Researchers in Italy have devised a new social network analysis-based approach to studying research scenarios. The multidimensional picture they can obtain of research in a set of countries using this technique can reveal interest and might even be able to detect hubs operating within those countries. Paolo Lo Giudice and Domenico Ursino of the University ‘Mediterranea’ of Reggio Calabria, Paolo Russo of Negg International, in Rome, explain that such improved understanding might lead to new insights into how socio-economic factors influence research.

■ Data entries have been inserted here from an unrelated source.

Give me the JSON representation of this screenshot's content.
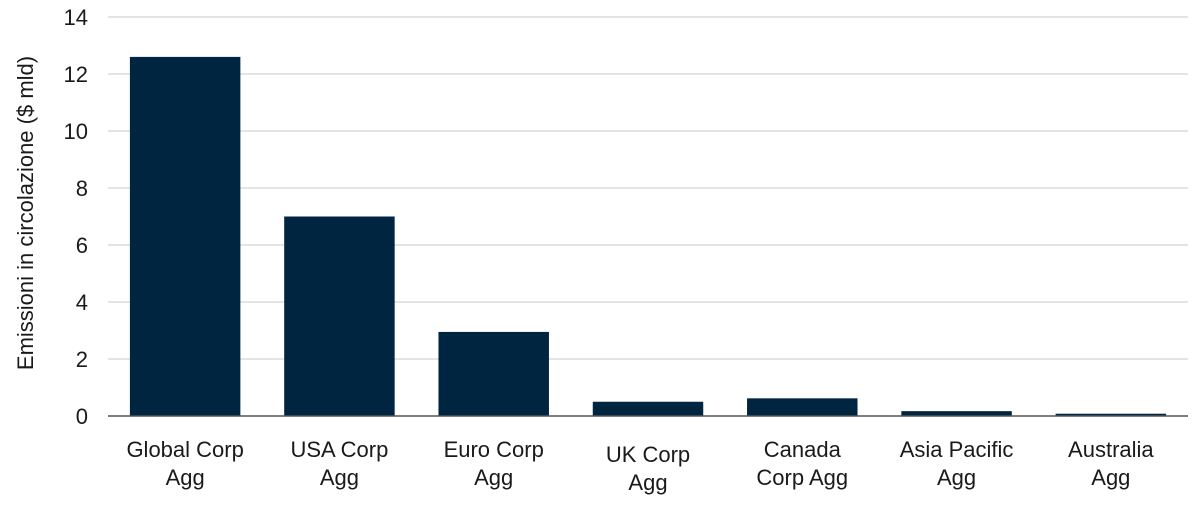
{
  "chart_data": {
    "type": "bar",
    "categories": [
      [
        "Global Corp",
        "Agg"
      ],
      [
        "USA Corp",
        "Agg"
      ],
      [
        "Euro Corp",
        "Agg"
      ],
      [
        "UK Corp",
        "Agg"
      ],
      [
        "Canada",
        "Corp Agg"
      ],
      [
        "Asia Pacific",
        "Agg"
      ],
      [
        "Australia",
        "Agg"
      ]
    ],
    "values": [
      12.6,
      7.0,
      2.95,
      0.5,
      0.62,
      0.17,
      0.08
    ],
    "ylabel": "Emissioni in circolazione ($ mld)",
    "ylim": [
      0,
      14
    ],
    "yticks": [
      0,
      2,
      4,
      6,
      8,
      10,
      12,
      14
    ],
    "grid": true,
    "bar_color": "#002540"
  }
}
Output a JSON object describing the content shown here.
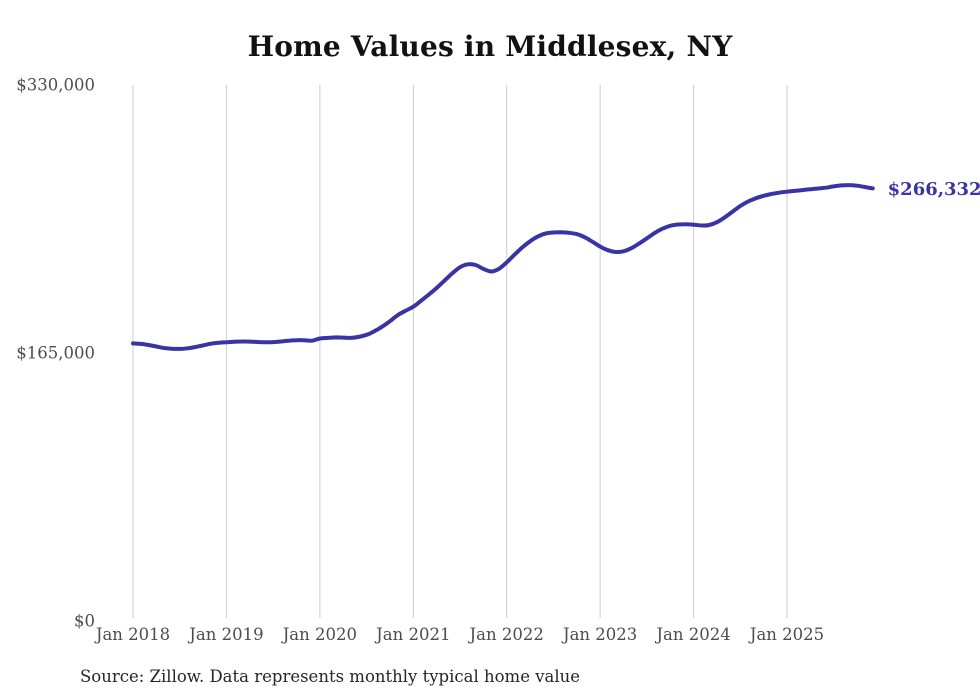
{
  "chart_data": {
    "type": "line",
    "title": "Home Values in Middlesex, NY",
    "series_name": "Monthly typical home value",
    "x_tick_labels": [
      "Jan 2018",
      "Jan 2019",
      "Jan 2020",
      "Jan 2021",
      "Jan 2022",
      "Jan 2023",
      "Jan 2024",
      "Jan 2025"
    ],
    "months_per_tick": 12,
    "x_range_months": [
      "Jan 2018",
      "Dec 2025"
    ],
    "ylim": [
      0,
      330000
    ],
    "y_ticks": [
      {
        "value": 0,
        "label": "$0"
      },
      {
        "value": 165000,
        "label": "$165,000"
      },
      {
        "value": 330000,
        "label": "$330,000"
      }
    ],
    "values": [
      170900,
      170600,
      169900,
      169000,
      168100,
      167600,
      167500,
      167900,
      168700,
      169700,
      170700,
      171300,
      171600,
      171900,
      172100,
      172000,
      171800,
      171600,
      171700,
      172100,
      172600,
      172900,
      172800,
      172600,
      173900,
      174300,
      174600,
      174500,
      174300,
      174900,
      176200,
      178400,
      181200,
      184600,
      188300,
      191000,
      193500,
      197200,
      201000,
      205000,
      209500,
      214000,
      217800,
      219600,
      219200,
      216800,
      215200,
      216800,
      220800,
      225500,
      230000,
      233800,
      236800,
      238600,
      239200,
      239300,
      239000,
      238200,
      236300,
      233500,
      230500,
      228300,
      227200,
      227600,
      229500,
      232400,
      235600,
      238900,
      241500,
      243300,
      244100,
      244300,
      244000,
      243500,
      243800,
      245500,
      248500,
      252000,
      255500,
      258300,
      260300,
      261800,
      262900,
      263700,
      264300,
      264800,
      265300,
      265800,
      266300,
      266800,
      267600,
      268200,
      268400,
      268000,
      267200,
      266332
    ],
    "end_label": "$266,332",
    "latest_value": 266332,
    "line_color": "#3a33a3",
    "grid_color": "#cccccc",
    "axis_label_color": "#4d4d4d",
    "grid": "vertical-only",
    "legend": "none",
    "source": "Source: Zillow. Data represents monthly typical home value"
  }
}
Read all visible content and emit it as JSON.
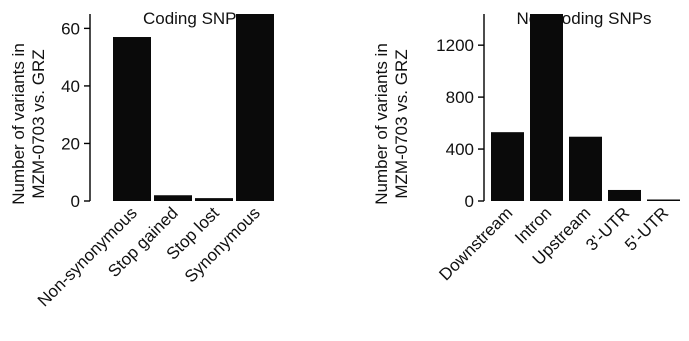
{
  "chart_data": [
    {
      "type": "bar",
      "title": "Coding SNPs",
      "ylabel_lines": [
        "Number of variants in",
        "MZM-0703 vs. GRZ"
      ],
      "categories": [
        "Non-synonymous",
        "Stop gained",
        "Stop lost",
        "Synonymous"
      ],
      "values": [
        57,
        2,
        1,
        65
      ],
      "ylim": [
        0,
        65
      ],
      "yticks": [
        "0",
        "20",
        "40",
        "60"
      ],
      "bar_color": "#0a0a0a",
      "grid": false,
      "legend": "none"
    },
    {
      "type": "bar",
      "title": "Non-coding SNPs",
      "ylabel_lines": [
        "Number of variants in",
        "MZM-0703 vs. GRZ"
      ],
      "categories": [
        "Downstream",
        "Intron",
        "Upstream",
        "3'-UTR",
        "5'-UTR"
      ],
      "values": [
        530,
        1440,
        495,
        85,
        8
      ],
      "ylim": [
        0,
        1440
      ],
      "yticks": [
        "0",
        "400",
        "800",
        "1200"
      ],
      "bar_color": "#0a0a0a",
      "grid": false,
      "legend": "none"
    }
  ]
}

The team has investigated the North African countries of Algeria, Egypt, Morocco, and Tunisia in the anticipation of providing new knowledge to policymakers who might then be able to sustain the accumulation of scientific and technological capabilities in the region in a way that has not been possible previously.
The data available for scientometrics and bibliometrics investigations of scientific and technological research continues to grow apace. There is therefore an urgent need, if use is to be made of this “big data”, to develop the necessary tools examine and interpret this data and to plot out meaning and extract knowledge from it. The team’s success with their social network analysis (SNA) approach now points them towards developing the approach still further to extract knowledge patterns about patent inventors and how they cooperate, to verify the presence of ‘power inventors’ in a given country, and to verify the existence of a backbone and of possible cliques among them.
Giudice, P.L., Russo, P. and Ursino, D. (2018) ‘A new social network analysis-based approach to extracting knowledge patterns about research activities and hubs in a set of countries‘, Int. J. Business Innovation and Research, Vol. 17, No. 2, pp.147-186.